En ella se ofrece a los docentes múltiples consejos y recursos para trabajar en el aula, así como proporcionar estrategias y ejemplos de comportamiento para que los alumnos de Secundaria aprendan a generar relaciones sanas y detecten y combatan las que no lo son.

prevenir la violencia de género

Según la autora, esta guía busca el desarrollo de forma individual y a nivel de grupo de una conciencia asertiva y de respeto, que permita empezar a trabajar a fondo lo que implica el machismo y las razones para condenarlo. Y todo ello, con una estructura sencilla que invita a ser ampliada, modificada y adaptada según las características y demandas de los estudiantes.


Claves para desarrollar las habilidades sociales

La propuesta está formada por una serie de puntos clave a tener en cuenta a la hora de trabajar la prevención sobre la violencia de género. Es importante educar desde edades tempranas, reforzando los comportamientos positivos y valores como la empatía o la autoestima para que el alumnado aprenda a identificar que cuando estos fallan, hay un problema. Otro elemento de gran trascendencia presente en ella es enseñar a decir ‘No’. Para ello, es posible recurrir a las técnicas asertivas que permiten a las personas mostrar su opinión sin necesidad de sentirse culpables por ello. 

A continuación, os mostramos algunos de los apartados esenciales en torno a los que se estructura esta guía para prevenir la violencia de género. 

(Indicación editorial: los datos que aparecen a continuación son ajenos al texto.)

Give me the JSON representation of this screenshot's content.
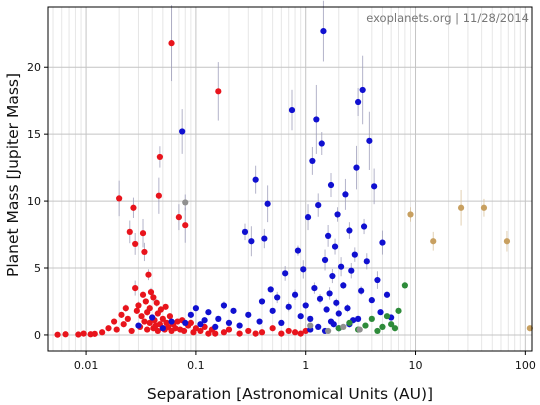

  1. Analizar qué son las habilidades sociales y por qué son importantes en la prevención de la violencia machista.
  2. Plantear qué comportamientos pueden ser considerados signos de alarma.
  3. Evaluar cómo son las habilidades sociales de cada uno y cuáles se deberían reforzar o adquirir.
  4. Preguntar cuál es la forma de comunicación predominante de cada individuo, conocer los tres tipos de conductas o formas de comunicación y reflexionar sobre sus patrones de comportamiento.
  5. Aumentar la autoestima y la confianza, identificando conductas de abuso y control y aprender a no tolerarlas conociendo los derechos asertivos, aquellos que las personas asumimos y tenemos por el mero hecho de ser personas, y cómo hacerlos valer frente a otros.
  6. Aprender a decir ‘No’: Practicar técnicas a través de diferentes ejercicios prácticos y entrenar en técnicas asertivas.
  7. Construir un autoconcepto positivo. Rodearse de personas que sumen, que ayuden, que valoren las virtudes de cada uno. Aceptarse y respetarse es el primer paso para aceptar y respetar a las  demás personas y evita que otros hieran los sentimientos de uno  con sus valoraciones negativas.
  8. Reducir la ansiedad y cualquier otra emoción o sensación desagradable mediante la relajación del cuerpo, poniendo el control y la atención en el momento presente, aprendiendo a ‘parar el pensamiento’ y a respirar, para conectar con uno mismo y cuidarse.
  9. Conocer algunos patrones de pensamientos irracionales para identificarlos cuando se produzcan y poder controlarlos, aumentando con ello el bienestar psicológico individual.